The ample and majestic late twelfth-century transepts are the cathedral’s most impressive – and most beautiful – feature. Apsed and aisled to a very unusual plan, they impart a lovely diffuse light through their many windows, some of which (in the south transept) hold superb sixteenth-century stained glass depicting semi-mythical scenes from far back in Tournai’s history. Opposite, in the north transept, is an intriguing twelfth-century mural, a pockmarked cartoon strip relating the story of St Margaret, a shepherdess martyred on the orders of the Emperor Diocletian. Its characters are set against an exquisite blue background reminiscent of – and clearly influenced by – Byzantine church paintings. Take a look, too, at Rubens’ characteristically bold The Deliverance of Souls from Purgatory, which hangs, newly restored, beside the adjacent chapel.
Be sure also to see the trésor, whose three rooms kick off with a splendid wood-panelled, eighteenth-century meeting room and a chapel hung with a rare example of a medieval Arras tapestry, made up of fourteen panels depicting the lives of St Piat and of St Eleuthère, the first bishop of Tournai.
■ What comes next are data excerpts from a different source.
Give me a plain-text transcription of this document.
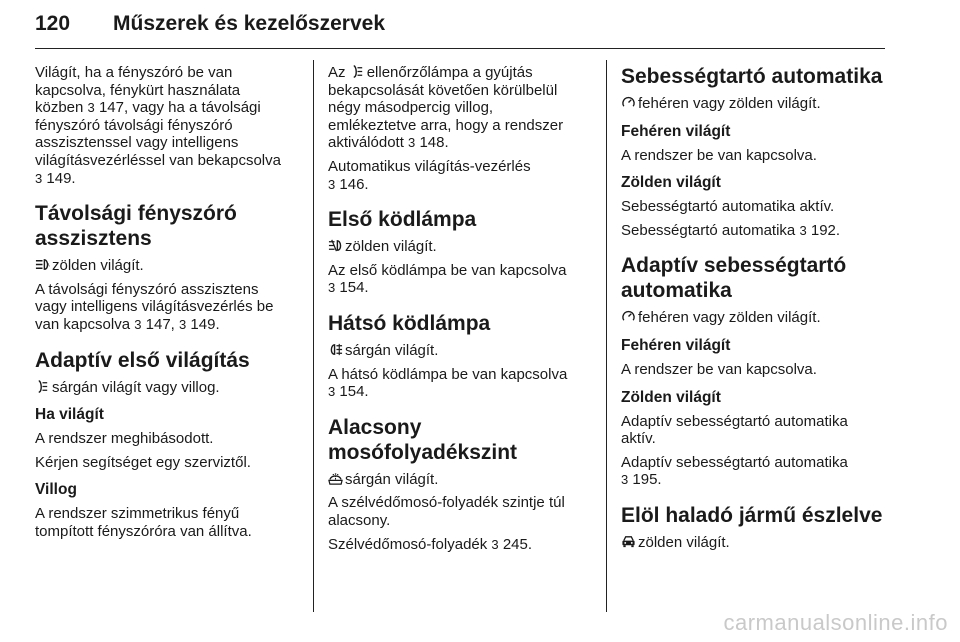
120 Műszerek és kezelőszervek

Világít, ha a fényszóró be van
kapcsolva, fénykürt használata
közben 3 147, vagy ha a távolsági
fényszóró távolsági fényszóró
asszisztenssel vagy intelligens
világításvezérléssel van bekapcsolva
3 149.

Távolsági fényszóró
asszisztens

A zölden világít.

A távolsági fényszóró asszisztens
vagy intelligens világításvezérlés be
van kapcsolva 3 147, 3 149.

Adaptív első világítás

sárgán világít vagy villog.

Ha világít

A rendszer meghibásodott.

Kérjen segítséget egy szerviztől.

Villog

A rendszer szimmetrikus fényű
tompított fényszóróra van állítva.

Az
ellenőrzőlámpa a gyújtás
bekapcsolását követően körülbelül
négy másodpercig villog,
emlékeztetve arra, hogy a rendszer
aktiválódott 3 148.

Automatikus világítás-vezérlés
3 146.

Első ködlámpa

zölden világít.

Az első ködlámpa be van kapcsolva
3 154.

Hátsó ködlámpa

sárgán világít.

A hátsó ködlámpa be van kapcsolva
3 154.

Alacsony
mosófolyadékszint

sárgán világít.

A szélvédőmosó-folyadék szintje túl
alacsony.

Szélvédőmosó-folyadék 3 245.

Sebességtartó automatika

fehéren vagy zölden világít.

Fehéren világít

A rendszer be van kapcsolva.

Zölden világít

Sebességtartó automatika aktív.

Sebességtartó automatika 3 192.

Adaptív sebességtartó
automatika

fehéren vagy zölden világít.

Fehéren világít

A rendszer be van kapcsolva.

Zölden világít

Adaptív sebességtartó automatika
aktív.

Adaptív sebességtartó automatika
3 195.

Elöl haladó jármű észlelve

zölden világít.

carmanualsonline.info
Next door, have a look at the silver and gilded copper châsse de Notre-Dame, completed in 1205 by Nicolas de Verdun and festooned with relief figures clothed in fluidly carved robes, and a wonderful early sixteenth-century Ecce Homo by Quentin Matsys, showing Christ surrounded by monstrous faces. The treasury also once hosted a gem-studded Byzantine Cross, which was stolen in a high-profile armed raid a couple of years ago – hence the current heightened sense of security.